The second season of the American post-apocalyptic drama series Black Summer was released by Netflix on June 17, 2021, with 8 episodes. The series is produced by The Asylum, the same production company behind Z Nation, is written and directed primarily by John Hyams, and featured 4 starring roles, most notably being Jaime King in the lead role as Rose, and Zoe Marlett as her daughter Anna. Other stars in the season include Justin Chu Cary & Christine Lee.

Episodes

Cast and characters

Starring 
 Jaime King as Rose, a woman who is now reunited with her daughter Anna, and is now trying her best to stay alive alongside her in the cold
 Justin Chu Cary as Julius James, a man who is mostly on his own and has a grudge against Rose for leaving him for dead after injuring his leg
 Christine Lee as Ooh "Sun" Kyungsun, a Korean woman who is now a prisoner of Ray Nazeri and who was previously a member of Rose’s group
 Zoe Marlett as Anna, Rose’s daughter who she tries to protect

Recurring 
 Bobby Naderi as Ray Nazeri, a former police officer leading his own group
 Manuel Rodriguez-Saenz as Boone, a talkative man who knows the mountain area
 G. Michael Gray as Freddy, a man whose family encounters Rose and Anna
 Dakota Daulby as Sonny, Freddy's aggressive younger brother
 Travis Friesen as Mark, a man in contact with a plane which drops supplies
 Kumiko Konishi as Rhonda, Mark’s wife
 Linda Kee as Sophie, a member of a group in conflict with Nazeri's group who later joins Nazeri
 Jesse Lipscombe as Mance, a member of Sophie's group
 Chantelle Han as Jase, a member of Sophie's group
 Elaine Yang as Natalie, a member of Sophie's group
 Duff Zayonce as Sam, a member of Nazeri's group who encounters Sophie's group

Unnamed Characters
 Brenda Robins as Freddy and Sonny's mother
 Joe Perry as a member of Nazeri's group
 Owen Crow Shoe as a member of Sophie's group
 Andrew Misle, Cliff Liknes and John Dylan Louie as members of another group which comes into conflict with Nazeri

Guest
 Kelsey Flower as Lance, a young survivor with no family and a former member of Rose’s group
 Bechir Sylvain as Braithwaite, a man who knew Spears before the apocalypse
 Daniel Diemer as Luke, an acquaintance of Sophie who encounters Lance
 James Yi as The Pilot, the pilot of the plane which drops supplies

Reception 

On Rotten Tomatoes, the second season has an approval rating of 100% based on 8 reviews, with an average rating of 7.5/10.

Production

Development
On November 20, 2019, Netflix renewed the series for an 8 episode second season.

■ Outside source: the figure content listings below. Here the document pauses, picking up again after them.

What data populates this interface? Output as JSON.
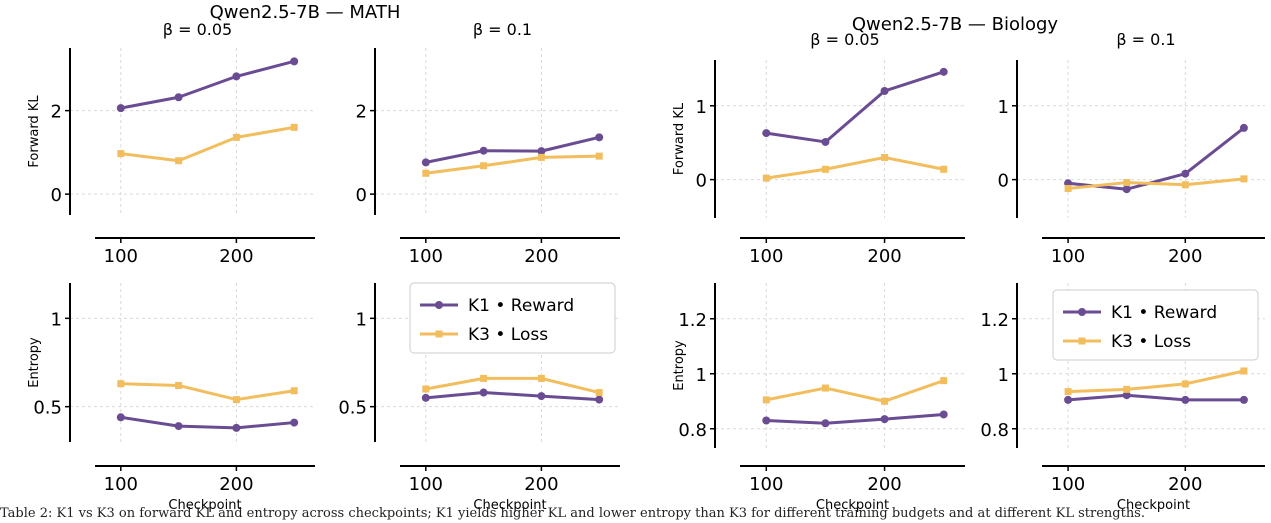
{
  "colors": {
    "k1": "#6a4c93",
    "k3": "#f2bd5c",
    "grid": "#d9d9d9",
    "axis": "#000000"
  },
  "figure": {
    "caption_fragment": "Table 2: K1 vs K3 on forward KL and entropy across checkpoints; K1 yields higher KL and lower entropy than K3 for different training budgets and at different KL strengths."
  },
  "chart_data": [
    {
      "type": "line",
      "group": "Qwen2.5-7B — MATH",
      "title": "β = 0.05",
      "ylabel": "Forward KL",
      "xlabel": "",
      "x": [
        100,
        150,
        200,
        250
      ],
      "xticks": [
        100,
        200
      ],
      "yticks": [
        0,
        2
      ],
      "ylim": [
        -0.5,
        3.5
      ],
      "series": [
        {
          "name": "K1 • Reward",
          "marker": "circle",
          "values": [
            2.06,
            2.32,
            2.82,
            3.18
          ]
        },
        {
          "name": "K3 • Loss",
          "marker": "square",
          "values": [
            0.97,
            0.8,
            1.36,
            1.6
          ]
        }
      ]
    },
    {
      "type": "line",
      "group": "Qwen2.5-7B — MATH",
      "title": "β = 0.1",
      "ylabel": "",
      "xlabel": "",
      "x": [
        100,
        150,
        200,
        250
      ],
      "xticks": [
        100,
        200
      ],
      "yticks": [
        0,
        2
      ],
      "ylim": [
        -0.5,
        3.5
      ],
      "series": [
        {
          "name": "K1 • Reward",
          "marker": "circle",
          "values": [
            0.76,
            1.04,
            1.03,
            1.36
          ]
        },
        {
          "name": "K3 • Loss",
          "marker": "square",
          "values": [
            0.5,
            0.68,
            0.88,
            0.91
          ]
        }
      ]
    },
    {
      "type": "line",
      "group": "Qwen2.5-7B — Biology",
      "title": "β = 0.05",
      "ylabel": "Forward KL",
      "xlabel": "",
      "x": [
        100,
        150,
        200,
        250
      ],
      "xticks": [
        100,
        200
      ],
      "yticks": [
        0,
        1
      ],
      "ylim": [
        -0.52,
        1.62
      ],
      "series": [
        {
          "name": "K1 • Reward",
          "marker": "circle",
          "values": [
            0.63,
            0.51,
            1.2,
            1.46
          ]
        },
        {
          "name": "K3 • Loss",
          "marker": "square",
          "values": [
            0.02,
            0.14,
            0.3,
            0.14
          ]
        }
      ]
    },
    {
      "type": "line",
      "group": "Qwen2.5-7B — Biology",
      "title": "β = 0.1",
      "ylabel": "",
      "xlabel": "",
      "x": [
        100,
        150,
        200,
        250
      ],
      "xticks": [
        100,
        200
      ],
      "yticks": [
        0,
        1
      ],
      "ylim": [
        -0.52,
        1.62
      ],
      "series": [
        {
          "name": "K1 • Reward",
          "marker": "circle",
          "values": [
            -0.05,
            -0.13,
            0.08,
            0.7
          ]
        },
        {
          "name": "K3 • Loss",
          "marker": "square",
          "values": [
            -0.12,
            -0.04,
            -0.07,
            0.01
          ]
        }
      ]
    },
    {
      "type": "line",
      "group": "Qwen2.5-7B — MATH",
      "title": "",
      "ylabel": "Entropy",
      "xlabel": "Checkpoint",
      "x": [
        100,
        150,
        200,
        250
      ],
      "xticks": [
        100,
        200
      ],
      "yticks": [
        0.5,
        1.0
      ],
      "ylim": [
        0.3,
        1.2
      ],
      "series": [
        {
          "name": "K1 • Reward",
          "marker": "circle",
          "values": [
            0.44,
            0.39,
            0.38,
            0.41
          ]
        },
        {
          "name": "K3 • Loss",
          "marker": "square",
          "values": [
            0.63,
            0.62,
            0.54,
            0.59
          ]
        }
      ]
    },
    {
      "type": "line",
      "group": "Qwen2.5-7B — MATH",
      "title": "",
      "ylabel": "",
      "xlabel": "Checkpoint",
      "x": [
        100,
        150,
        200,
        250
      ],
      "xticks": [
        100,
        200
      ],
      "yticks": [
        0.5,
        1.0
      ],
      "ylim": [
        0.3,
        1.2
      ],
      "legend": "upper right",
      "series": [
        {
          "name": "K1 • Reward",
          "marker": "circle",
          "values": [
            0.55,
            0.58,
            0.56,
            0.54
          ]
        },
        {
          "name": "K3 • Loss",
          "marker": "square",
          "values": [
            0.6,
            0.66,
            0.66,
            0.58
          ]
        }
      ]
    },
    {
      "type": "line",
      "group": "Qwen2.5-7B — Biology",
      "title": "",
      "ylabel": "Entropy",
      "xlabel": "Checkpoint",
      "x": [
        100,
        150,
        200,
        250
      ],
      "xticks": [
        100,
        200
      ],
      "yticks": [
        0.8,
        1.0,
        1.2
      ],
      "ylim": [
        0.73,
        1.33
      ],
      "series": [
        {
          "name": "K1 • Reward",
          "marker": "circle",
          "values": [
            0.83,
            0.82,
            0.835,
            0.852
          ]
        },
        {
          "name": "K3 • Loss",
          "marker": "square",
          "values": [
            0.905,
            0.948,
            0.9,
            0.975
          ]
        }
      ]
    },
    {
      "type": "line",
      "group": "Qwen2.5-7B — Biology",
      "title": "",
      "ylabel": "",
      "xlabel": "Checkpoint",
      "x": [
        100,
        150,
        200,
        250
      ],
      "xticks": [
        100,
        200
      ],
      "yticks": [
        0.8,
        1.0,
        1.2
      ],
      "ylim": [
        0.73,
        1.33
      ],
      "legend": "upper right",
      "series": [
        {
          "name": "K1 • Reward",
          "marker": "circle",
          "values": [
            0.905,
            0.922,
            0.905,
            0.905
          ]
        },
        {
          "name": "K3 • Loss",
          "marker": "square",
          "values": [
            0.935,
            0.943,
            0.963,
            1.01
          ]
        }
      ]
    }
  ]
}
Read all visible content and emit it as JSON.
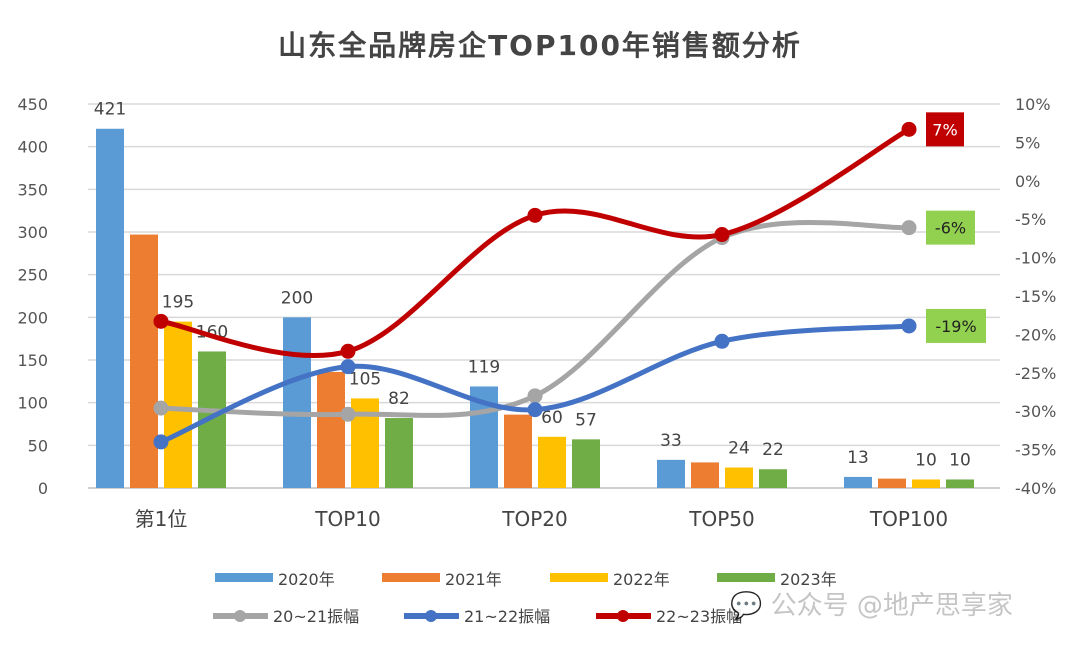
{
  "chart_data": {
    "type": "bar+line",
    "title": "山东全品牌房企TOP100年销售额分析",
    "categories": [
      "第1位",
      "TOP10",
      "TOP20",
      "TOP50",
      "TOP100"
    ],
    "left_axis": {
      "min": 0,
      "max": 450,
      "step": 50,
      "ticks": [
        "0",
        "50",
        "100",
        "150",
        "200",
        "250",
        "300",
        "350",
        "400",
        "450"
      ]
    },
    "right_axis": {
      "min": -40,
      "max": 10,
      "step": 5,
      "unit": "%",
      "ticks": [
        "-40%",
        "-35%",
        "-30%",
        "-25%",
        "-20%",
        "-15%",
        "-10%",
        "-5%",
        "0%",
        "5%",
        "10%"
      ]
    },
    "grid": true,
    "legend_position": "bottom",
    "bar_series": [
      {
        "name": "2020年",
        "color": "#5b9bd5",
        "values": [
          421,
          200,
          119,
          33,
          13
        ],
        "labels": [
          "421",
          "200",
          "119",
          "33",
          "13"
        ]
      },
      {
        "name": "2021年",
        "color": "#ed7d31",
        "values": [
          297,
          136,
          86,
          30,
          11
        ],
        "labels": [
          "",
          "",
          "",
          "",
          ""
        ]
      },
      {
        "name": "2022年",
        "color": "#ffc000",
        "values": [
          195,
          105,
          60,
          24,
          10
        ],
        "labels": [
          "195",
          "105",
          "60",
          "24",
          "10"
        ]
      },
      {
        "name": "2023年",
        "color": "#70ad47",
        "values": [
          160,
          82,
          57,
          22,
          10
        ],
        "labels": [
          "160",
          "82",
          "57",
          "22",
          "10"
        ]
      }
    ],
    "line_series": [
      {
        "name": "20~21振幅",
        "color": "#a5a5a5",
        "values": [
          -29.6,
          -30.4,
          -28,
          -7.4,
          -6.1
        ],
        "end_label": "-6%",
        "end_label_bg": "#92d050"
      },
      {
        "name": "21~22振幅",
        "color": "#4472c4",
        "values": [
          -34,
          -24.2,
          -29.8,
          -20.9,
          -18.9
        ],
        "end_label": "-19%",
        "end_label_bg": "#92d050"
      },
      {
        "name": "22~23振幅",
        "color": "#c00000",
        "values": [
          -18.3,
          -22.2,
          -4.5,
          -7,
          6.7
        ],
        "end_label": "7%",
        "end_label_bg": "#c00000"
      }
    ]
  },
  "watermark": "公众号 @地产思享家"
}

Netflix announced on September 28, 2020 that production of season 2 was underway following a months-long shutdown due to the COVID-19 pandemic.

Filming
Filming for the second season originally began in early 2020 but on March 18, 2020 production was postponed for 2 weeks. The pandemic took hold and the show was put on temporary hiatus.

Filming once again commenced in High River, Alberta in early September 2020.